Говорят, сперма омолаживает женский организм. А мужской? Валентин пьяно усмехнулся, сплюнул и, ухватившись за край умывальника, с трудом открыл воду. Вымыл еще не обмякший член и опять усмехнулся: раскраснелся! Наверное, от удовольствия.
Потом тщательно вымыл руки ароматным мылом, несколько раз поднося их к носу. Въедливый запах презерватива никак не хотел оттираться.
Когда наконец он выбрался из ванной, то сначала, не поднимая глаз, сделал несколько глотков виски из горлышка, и только потом заставил себя улыбнуться и повернуться к кровати.
Нина, его давняя подруга, лежала с закрытыми глазами, прикрыв простыней бесформенность груди.
– Все в порядке? – спросил озабоченно он.
– Все хорошо. Ты же знаешь. Мне с тобой всегда хорошо. Это тебе со мной не очень.
– Нина, – слова давались Валентину с трудом. – Нина… ты же мне дорога прежде всего как друг. И я тебе очень благодарен.
Он не договорил, а лег рядом. Она стала расчесывать его волосы, слушая полупьяный разговор о сложности отношений между мужчиной и женщиной, о верности и т. д.
Валентин говорил и говорил, иногда сам не понимая что и для чего. Нет, он не жаловался, не рассказывал про Диану, он просто выдавливал из себя горечь. Бесцветную и вязкую, как гной.
В какой-то момент он задремал, но тут же вскочил, чувствуя, что у него начинает кружиться голова, поспешно оделся и, прощаясь, неуклюже обнял ее.

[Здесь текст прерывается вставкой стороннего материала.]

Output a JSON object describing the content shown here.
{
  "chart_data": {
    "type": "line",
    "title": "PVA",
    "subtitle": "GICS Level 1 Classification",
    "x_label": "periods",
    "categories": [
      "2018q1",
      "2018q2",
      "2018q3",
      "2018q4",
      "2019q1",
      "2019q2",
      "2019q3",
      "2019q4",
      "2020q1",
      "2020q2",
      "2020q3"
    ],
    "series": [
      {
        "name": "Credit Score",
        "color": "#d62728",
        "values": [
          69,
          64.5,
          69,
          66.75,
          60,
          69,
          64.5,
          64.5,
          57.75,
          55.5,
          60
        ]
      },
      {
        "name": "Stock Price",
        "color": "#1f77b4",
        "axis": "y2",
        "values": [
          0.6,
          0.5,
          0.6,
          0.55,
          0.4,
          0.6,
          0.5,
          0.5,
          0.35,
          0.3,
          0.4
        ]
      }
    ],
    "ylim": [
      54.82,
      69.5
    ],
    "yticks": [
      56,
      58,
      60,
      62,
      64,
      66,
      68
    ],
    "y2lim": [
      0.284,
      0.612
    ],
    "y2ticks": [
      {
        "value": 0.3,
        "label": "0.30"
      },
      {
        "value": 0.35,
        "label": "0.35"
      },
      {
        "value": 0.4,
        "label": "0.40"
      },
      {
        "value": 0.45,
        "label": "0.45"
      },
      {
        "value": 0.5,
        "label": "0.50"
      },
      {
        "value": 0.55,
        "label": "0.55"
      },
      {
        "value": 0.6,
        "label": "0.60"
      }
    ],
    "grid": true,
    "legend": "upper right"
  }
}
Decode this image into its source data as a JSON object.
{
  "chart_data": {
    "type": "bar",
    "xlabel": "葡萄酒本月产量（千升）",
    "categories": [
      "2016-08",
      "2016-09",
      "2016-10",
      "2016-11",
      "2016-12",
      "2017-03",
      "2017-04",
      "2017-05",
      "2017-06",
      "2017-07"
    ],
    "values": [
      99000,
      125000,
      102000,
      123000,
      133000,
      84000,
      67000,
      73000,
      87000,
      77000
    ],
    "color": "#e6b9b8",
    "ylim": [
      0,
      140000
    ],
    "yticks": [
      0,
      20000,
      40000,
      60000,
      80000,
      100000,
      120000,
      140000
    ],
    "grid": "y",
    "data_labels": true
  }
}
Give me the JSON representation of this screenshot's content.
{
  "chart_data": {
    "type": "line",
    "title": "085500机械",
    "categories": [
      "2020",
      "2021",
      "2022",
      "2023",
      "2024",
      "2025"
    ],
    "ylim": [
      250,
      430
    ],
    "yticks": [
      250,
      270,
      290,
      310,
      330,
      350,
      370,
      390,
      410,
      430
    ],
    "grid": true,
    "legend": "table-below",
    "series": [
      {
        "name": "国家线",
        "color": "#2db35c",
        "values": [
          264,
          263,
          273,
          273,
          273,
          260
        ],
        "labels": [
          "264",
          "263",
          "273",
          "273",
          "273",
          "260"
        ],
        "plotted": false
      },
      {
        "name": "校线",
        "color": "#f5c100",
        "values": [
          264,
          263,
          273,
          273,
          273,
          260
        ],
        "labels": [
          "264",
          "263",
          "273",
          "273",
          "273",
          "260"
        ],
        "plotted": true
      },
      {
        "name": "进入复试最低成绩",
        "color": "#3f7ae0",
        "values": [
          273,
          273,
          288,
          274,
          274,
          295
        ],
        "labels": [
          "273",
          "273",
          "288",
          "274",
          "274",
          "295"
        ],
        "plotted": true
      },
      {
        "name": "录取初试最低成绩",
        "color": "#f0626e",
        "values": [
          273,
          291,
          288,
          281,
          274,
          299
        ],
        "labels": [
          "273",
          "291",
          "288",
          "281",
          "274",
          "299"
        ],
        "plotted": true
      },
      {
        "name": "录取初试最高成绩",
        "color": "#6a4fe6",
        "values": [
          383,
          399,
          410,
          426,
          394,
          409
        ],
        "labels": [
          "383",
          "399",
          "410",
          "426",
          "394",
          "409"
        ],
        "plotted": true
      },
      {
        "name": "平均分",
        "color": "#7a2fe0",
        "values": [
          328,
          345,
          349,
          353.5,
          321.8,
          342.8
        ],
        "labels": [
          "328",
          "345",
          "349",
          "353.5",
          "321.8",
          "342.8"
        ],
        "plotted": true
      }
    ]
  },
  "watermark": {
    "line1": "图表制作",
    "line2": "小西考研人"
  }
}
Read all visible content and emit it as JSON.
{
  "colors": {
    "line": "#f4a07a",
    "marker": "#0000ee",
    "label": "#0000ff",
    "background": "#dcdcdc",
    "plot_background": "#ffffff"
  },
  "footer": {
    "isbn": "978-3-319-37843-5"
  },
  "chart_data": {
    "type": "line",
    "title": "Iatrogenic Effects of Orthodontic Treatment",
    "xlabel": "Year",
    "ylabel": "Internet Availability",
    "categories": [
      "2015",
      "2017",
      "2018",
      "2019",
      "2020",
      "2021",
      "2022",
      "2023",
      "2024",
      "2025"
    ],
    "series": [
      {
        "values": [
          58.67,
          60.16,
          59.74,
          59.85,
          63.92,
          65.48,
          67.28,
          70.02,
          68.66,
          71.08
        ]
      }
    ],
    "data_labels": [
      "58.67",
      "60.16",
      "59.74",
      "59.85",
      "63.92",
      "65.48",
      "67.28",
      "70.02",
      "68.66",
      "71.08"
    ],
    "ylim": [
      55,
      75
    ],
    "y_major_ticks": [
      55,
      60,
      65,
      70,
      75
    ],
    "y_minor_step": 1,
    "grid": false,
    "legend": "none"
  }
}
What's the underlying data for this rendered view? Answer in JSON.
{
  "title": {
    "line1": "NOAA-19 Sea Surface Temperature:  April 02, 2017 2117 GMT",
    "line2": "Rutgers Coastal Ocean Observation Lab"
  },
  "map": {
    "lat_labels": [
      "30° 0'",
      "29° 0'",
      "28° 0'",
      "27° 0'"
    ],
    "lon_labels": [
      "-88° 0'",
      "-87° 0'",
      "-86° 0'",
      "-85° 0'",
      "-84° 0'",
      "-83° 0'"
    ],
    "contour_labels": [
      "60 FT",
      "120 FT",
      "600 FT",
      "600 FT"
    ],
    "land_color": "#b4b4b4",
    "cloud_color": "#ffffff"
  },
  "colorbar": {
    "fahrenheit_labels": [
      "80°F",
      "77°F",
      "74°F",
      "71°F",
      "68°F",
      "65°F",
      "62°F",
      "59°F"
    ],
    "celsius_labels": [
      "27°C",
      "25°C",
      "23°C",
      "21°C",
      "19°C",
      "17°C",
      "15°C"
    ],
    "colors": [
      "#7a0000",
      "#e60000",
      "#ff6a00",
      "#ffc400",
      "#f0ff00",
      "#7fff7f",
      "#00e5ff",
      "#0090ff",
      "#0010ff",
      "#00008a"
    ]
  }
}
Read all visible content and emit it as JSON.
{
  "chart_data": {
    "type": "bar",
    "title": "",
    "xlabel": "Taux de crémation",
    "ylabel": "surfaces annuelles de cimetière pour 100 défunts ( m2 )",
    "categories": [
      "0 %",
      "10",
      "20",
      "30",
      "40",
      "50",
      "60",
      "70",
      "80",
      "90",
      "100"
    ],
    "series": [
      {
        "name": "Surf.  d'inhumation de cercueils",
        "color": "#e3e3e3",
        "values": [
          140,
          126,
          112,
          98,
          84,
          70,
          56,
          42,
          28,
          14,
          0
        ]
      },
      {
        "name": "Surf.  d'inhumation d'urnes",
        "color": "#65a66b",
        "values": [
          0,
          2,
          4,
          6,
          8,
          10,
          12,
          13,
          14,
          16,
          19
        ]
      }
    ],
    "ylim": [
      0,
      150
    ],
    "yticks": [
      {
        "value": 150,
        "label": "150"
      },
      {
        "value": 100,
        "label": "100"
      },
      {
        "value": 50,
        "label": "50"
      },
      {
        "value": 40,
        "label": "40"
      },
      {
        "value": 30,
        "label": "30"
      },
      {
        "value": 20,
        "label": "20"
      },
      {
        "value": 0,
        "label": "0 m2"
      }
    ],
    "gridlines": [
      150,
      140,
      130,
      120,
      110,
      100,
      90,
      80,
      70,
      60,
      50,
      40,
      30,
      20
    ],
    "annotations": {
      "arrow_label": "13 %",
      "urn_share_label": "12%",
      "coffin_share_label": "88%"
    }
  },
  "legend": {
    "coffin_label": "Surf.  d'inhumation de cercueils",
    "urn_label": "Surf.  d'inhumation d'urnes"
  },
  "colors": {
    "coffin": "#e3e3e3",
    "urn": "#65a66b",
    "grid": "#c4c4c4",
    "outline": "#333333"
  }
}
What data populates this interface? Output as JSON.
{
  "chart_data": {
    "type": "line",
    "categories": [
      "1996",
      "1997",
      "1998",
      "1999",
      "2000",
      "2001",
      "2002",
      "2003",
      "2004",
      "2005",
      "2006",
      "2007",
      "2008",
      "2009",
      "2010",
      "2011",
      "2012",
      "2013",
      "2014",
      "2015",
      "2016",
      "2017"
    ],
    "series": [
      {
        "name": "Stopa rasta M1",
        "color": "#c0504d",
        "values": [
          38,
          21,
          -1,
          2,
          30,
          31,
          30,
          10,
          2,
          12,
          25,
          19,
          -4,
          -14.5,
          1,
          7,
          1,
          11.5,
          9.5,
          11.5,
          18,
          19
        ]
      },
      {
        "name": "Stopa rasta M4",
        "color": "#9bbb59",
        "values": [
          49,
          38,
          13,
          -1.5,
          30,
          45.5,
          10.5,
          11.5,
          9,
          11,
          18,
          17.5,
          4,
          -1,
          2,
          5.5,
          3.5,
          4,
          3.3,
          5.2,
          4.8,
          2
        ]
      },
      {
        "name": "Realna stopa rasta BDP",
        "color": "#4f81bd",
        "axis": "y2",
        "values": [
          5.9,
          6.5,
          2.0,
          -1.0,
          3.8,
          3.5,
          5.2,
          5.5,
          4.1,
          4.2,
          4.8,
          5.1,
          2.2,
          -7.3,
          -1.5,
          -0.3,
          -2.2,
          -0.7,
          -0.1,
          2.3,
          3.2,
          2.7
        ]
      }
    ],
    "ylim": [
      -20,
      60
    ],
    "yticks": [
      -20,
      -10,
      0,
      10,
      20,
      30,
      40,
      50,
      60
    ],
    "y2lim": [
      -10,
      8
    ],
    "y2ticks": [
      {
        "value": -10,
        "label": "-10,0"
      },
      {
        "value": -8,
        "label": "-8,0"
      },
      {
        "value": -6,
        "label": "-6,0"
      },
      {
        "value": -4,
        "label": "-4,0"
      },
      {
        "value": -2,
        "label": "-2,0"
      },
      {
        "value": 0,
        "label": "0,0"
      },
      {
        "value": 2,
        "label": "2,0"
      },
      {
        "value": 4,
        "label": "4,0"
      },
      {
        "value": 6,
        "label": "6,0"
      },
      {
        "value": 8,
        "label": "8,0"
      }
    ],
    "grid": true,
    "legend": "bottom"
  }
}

Нина, как всегда, не удерживала его, а только долго не закрывала дверь, наблюдая, как он вызвал лифт и, бормоча извинения, уехал.«Все изменяют друг другу. Женщины мужчинам, мужчины женщинам. Так устроен этот мир, и не нам его изменить… И надо ли его менять? Изменить можно только себя.… И то вряд ли. Менять, изменить, отменить…» Валентин, пошатываясь, брел по улице, пытаясь собраться с мыслями, которые разбегались от него в разные стороны, как стайка испуганных птиц. «Счастлив лишь тот, кто никого не любит. Никого. Он сам не страдает, а его все почему-то любят. Почему?..» Огромная витрина кондитерской возникла перед ним, как сказочное видение. Украшенная блестящими лентами и персонажами детских сказок. Несмотря на поздний час, ее двери были еще приветливо распахнуты. Валентин зашел и зажмурился. Конфеты, кофе, шоколад… От запаха даже закружилась голова. И торт. Белоснежный, с остроконечными маковками безе, как куполами минаретов. Он обязательно должен съесть большой кусок этого торта. Несмотря ни на что.